Un nouveau chef d'orchestre, l'interprète du rôle principal qui se désiste au dernier moment et l'utilisation d'une nouvelle technologie complexe permettant de simuler la 3D: on peut dire que Robert Lepage ne l'a pas eu facile pour la création de Siegfried, jeudi soir au Metropolitan Opera. Pourtant, ce troisième des quatre opéras du fameux Ring de Wagner signé Lepage a éclipsé les deux premiers.

Lepage nous avait mis l'eau à la bouche en annonçant qu'il allait utiliser des projections simulant la 3D grâce à un outil made in Québec dans le deuxième acte de Siegfried.

Or la forêt dans laquelle grouillent toutes sortes de créatures est d'abord et avant tout un fort beau décor naturel dans lequel les chanteurs multiplient les allées et venues. Même les coups de théâtre qu'affectionne Lepage, comme ces jets d'eau provoqués par Siegfried quand il frappe le sol avec son épée, ne détournent pas l'attention de l'essentiel: la déchéance progressive du dieu Wotan devenu un Voyageur errant à la longue chevelure grise digne d'un Leon Russell, et le triomphe de son petit-fils et adversaire Siegfried, le héros qui ne connaît pas la peur.

La fameuse «machine» de 24 planches amovibles qui sert aux quatre opéras du Ring se métamorphose sous nos yeux au début de chacun des trois actes, le temps d'installer le décor voulu, de la forge du nain Mime à la montagne gardée par le Voyageur en passant par la forêt aux images interactives. Comme celle de l'oiseau, conseiller du héros, qui se déplace à sa guise dans ce décor en relief et donne même l'impression de réagir à ce que lui dit Siegfried.

Cet opéra porte évidemment la signature de l'as-conteur qu'est Lepage qui innove en nous montrant un jeune Siegfried au tout début de l'opéra et qui s'amuse avec un dragon géant dont les ficelles sont tellement apparentes que le public complice en rigole.

Le seul couac important est survenu au milieu du troisième acte quand la montagne où venaient de s'affronter le Voyageur et Siegfried s'est muée en un plateau ceinturé de flammes où dormait Brünnhilde la Walkyrie: les 24 planches ont fait tellement de bruit en se déployant qu'elles en ont enterré l'orchestre. Le public du Met ne semble toutefois pas en avoir tenu rigueur à Lepage et son équipe puisque pour la première fois depuis le début de ce Ring, on n'a entendu aucune huée quand ils sont venus saluer à la toute fin.

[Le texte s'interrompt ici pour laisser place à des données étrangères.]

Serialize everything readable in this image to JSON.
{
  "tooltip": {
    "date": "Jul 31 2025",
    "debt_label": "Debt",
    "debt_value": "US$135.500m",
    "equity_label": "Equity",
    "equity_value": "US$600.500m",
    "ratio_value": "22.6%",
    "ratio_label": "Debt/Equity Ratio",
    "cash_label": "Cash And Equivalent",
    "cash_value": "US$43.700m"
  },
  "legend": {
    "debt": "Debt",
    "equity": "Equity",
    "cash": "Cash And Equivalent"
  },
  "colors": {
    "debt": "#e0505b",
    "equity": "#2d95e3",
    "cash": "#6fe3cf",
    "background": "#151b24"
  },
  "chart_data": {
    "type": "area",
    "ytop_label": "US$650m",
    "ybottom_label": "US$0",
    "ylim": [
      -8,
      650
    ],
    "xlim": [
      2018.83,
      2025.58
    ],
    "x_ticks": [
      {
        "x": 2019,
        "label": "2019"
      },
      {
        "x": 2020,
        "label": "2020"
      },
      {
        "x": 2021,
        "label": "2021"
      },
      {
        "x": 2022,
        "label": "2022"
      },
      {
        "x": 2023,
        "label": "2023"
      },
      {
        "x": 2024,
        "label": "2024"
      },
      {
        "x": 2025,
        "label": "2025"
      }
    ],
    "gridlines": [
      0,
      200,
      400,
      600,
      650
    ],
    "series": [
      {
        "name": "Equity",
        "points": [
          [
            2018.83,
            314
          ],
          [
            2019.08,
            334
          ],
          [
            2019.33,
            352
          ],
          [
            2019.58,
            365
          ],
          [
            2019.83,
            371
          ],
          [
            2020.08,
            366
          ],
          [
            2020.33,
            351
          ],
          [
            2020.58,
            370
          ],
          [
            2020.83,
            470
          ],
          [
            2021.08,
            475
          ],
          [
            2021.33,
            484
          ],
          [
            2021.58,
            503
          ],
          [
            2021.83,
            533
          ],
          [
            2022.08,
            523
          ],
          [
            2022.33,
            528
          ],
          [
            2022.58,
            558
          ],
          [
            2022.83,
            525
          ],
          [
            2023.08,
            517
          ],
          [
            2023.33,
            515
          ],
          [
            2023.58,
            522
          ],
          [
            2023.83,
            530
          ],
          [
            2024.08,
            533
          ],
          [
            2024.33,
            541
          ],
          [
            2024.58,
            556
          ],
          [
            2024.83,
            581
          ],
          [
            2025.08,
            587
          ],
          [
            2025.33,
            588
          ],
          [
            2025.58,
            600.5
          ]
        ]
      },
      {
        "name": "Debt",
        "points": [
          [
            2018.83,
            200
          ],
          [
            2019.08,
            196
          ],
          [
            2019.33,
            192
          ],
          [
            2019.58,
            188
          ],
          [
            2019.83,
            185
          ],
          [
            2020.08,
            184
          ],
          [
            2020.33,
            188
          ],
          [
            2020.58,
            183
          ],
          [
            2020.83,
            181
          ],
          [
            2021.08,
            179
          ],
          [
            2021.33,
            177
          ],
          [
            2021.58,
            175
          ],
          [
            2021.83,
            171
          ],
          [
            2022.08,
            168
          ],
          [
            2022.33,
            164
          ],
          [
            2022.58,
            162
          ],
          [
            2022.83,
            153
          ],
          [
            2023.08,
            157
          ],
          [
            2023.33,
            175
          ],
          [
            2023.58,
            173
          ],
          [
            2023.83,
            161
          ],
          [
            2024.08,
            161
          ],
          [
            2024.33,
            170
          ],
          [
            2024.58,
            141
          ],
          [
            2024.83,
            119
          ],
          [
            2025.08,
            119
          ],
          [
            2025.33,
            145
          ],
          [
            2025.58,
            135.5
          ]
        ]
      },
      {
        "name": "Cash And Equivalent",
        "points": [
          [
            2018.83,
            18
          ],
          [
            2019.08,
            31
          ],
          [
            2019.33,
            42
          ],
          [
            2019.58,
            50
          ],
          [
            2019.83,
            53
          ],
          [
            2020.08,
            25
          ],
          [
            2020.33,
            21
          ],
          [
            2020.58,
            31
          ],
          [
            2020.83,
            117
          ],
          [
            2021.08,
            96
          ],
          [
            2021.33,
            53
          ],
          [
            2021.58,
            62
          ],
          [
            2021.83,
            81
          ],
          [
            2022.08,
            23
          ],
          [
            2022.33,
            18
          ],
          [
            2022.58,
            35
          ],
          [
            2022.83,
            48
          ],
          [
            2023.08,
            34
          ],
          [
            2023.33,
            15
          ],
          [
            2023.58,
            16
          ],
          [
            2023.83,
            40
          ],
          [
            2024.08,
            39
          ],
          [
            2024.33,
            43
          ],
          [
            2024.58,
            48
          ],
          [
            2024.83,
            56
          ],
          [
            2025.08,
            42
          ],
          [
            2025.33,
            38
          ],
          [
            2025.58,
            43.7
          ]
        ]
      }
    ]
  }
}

Ce Siegfried mise sur une distribution très solide. On a déjà dit tout le bien qu'on pense des «basses-barytons» Bryn Terfel (Wotan/le Voyageur) et Eric Owens (Alberich) dans les chapitres précédents, et si la soprano Deborah Voigt ne fait pas l'unanimité chez les amateurs d'opéra, sa Brünnhilde est vibrante au dernier acte. Quant au Mime du ténor allemand Gerhard Siegel, il se distingue surtout par son côté clownesque qui ne détonne pas trop dans cet opéra qui compte quelques moments légers sinon comiques.

La révélation de la soirée fut sans aucun doute le ténor Jay Hunter Morris venu remplacer au pied levé un Gary Lehman affaibli par la maladie. Morris n'a eu droit qu'à un minimum de répétitions avant la générale mais rien n'y paraissait: le chanteur de Paris, Texas, fait un Siegfried crédible, naïf sans être niais, fougueux et qui chante juste du début à la fin.

Le maestro Fabio Luisi, nommé chef principal depuis que James Levine s'est blessé en faisant une chute l'été dernier, dirige l'orchestre du Met avec doigté, dynamisme et célérité tant et si bien qu'il a retranché tout près d'une demi-heure à un spectacle qui devait faire cinq heures et demie. Le public du Met, qui considère Levine comme un dieu, a accueilli son remplaçant par des acclamations quand il a pris sa place sur le podium avant les deuxième et troisième actes.